When new international students arrive in the area, Amarille is usually the first one to welcome them, introducing them to others with similar backgrounds and offering to provide help where needed.
“For me, transportation is just hard for us because it’s summer all year round in the Philippines and then in December it is cold and you have to walk 50 minutes or an hour to go to where you have to go. And we don’t want to take Uber because it’s very expensive, and you know, I feel bad for these students. That’s why if I have time, I always tell them, ‘Text me. I’m gonna give you a ride.’”
“I don’t mind really because I know how it feels. I’ve been there and done that. And it’s hard. When I wasn’t driving, before when I was a student, there were so many times when I hoped someone would stop and ask me, ‘Hey, do you want a ride?’ It’s just cold, and I think that’s what’s making it hard for international students.”
“And the support is very important. So I’m glad that last school year, the college emailed me and said, ‘Hey, there’s some Filipino international students that just came,” Amarille said, adding that she met the new students that same day and introduced them to the Filipino community.
“I said [to my friends], ‘We have another international student. So we set up a welcome dinner. And then I told them, ‘Invite those Vietnamese students too!’ They were really shy at first. I told them, ‘It’s okay, we’re all Asians, and we have rice, so just come!’ They were very happy about that.”

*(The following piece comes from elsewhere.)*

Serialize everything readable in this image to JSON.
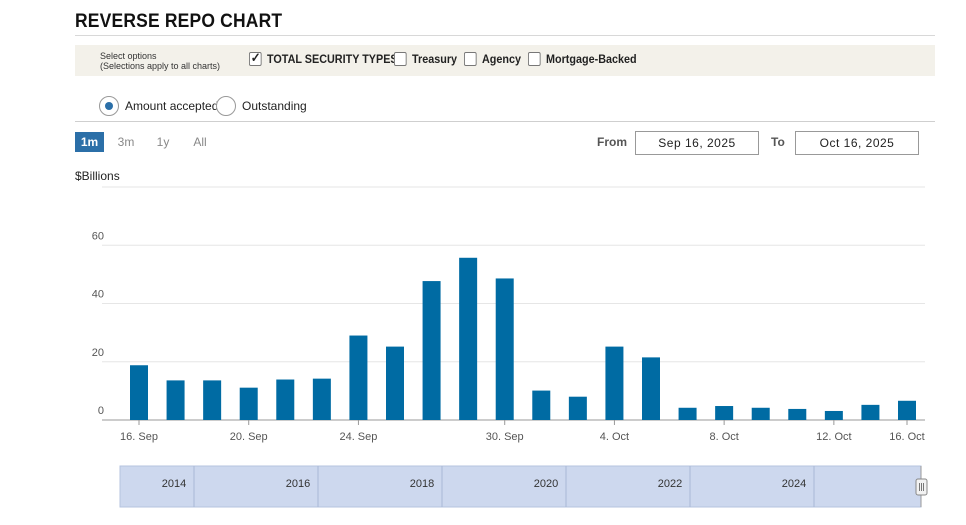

Over the holidays, Amarille likes to inform new international students about opportunities such as free Christmas meals at the Flint House. She said her family usually celebrates Lunar New Year, but if they are in town for Christmas, they like to share meals and stories with friends.
“I just keep telling them, ‘You have doubts, it’s too scary. But hey, we’re here. We’re here. If you want to know anything, just ask me. I’m here.’”
In 2023, Confederation College officially launches its international education program its three regional campuses. Amarille said that she will write a testimony to help recruit new students, and that she is looking forward meeting new faces. She said she is “really thankful” that the community has grown more inclusive and understanding to different cultures, giving people sense of belonging in a country far from home.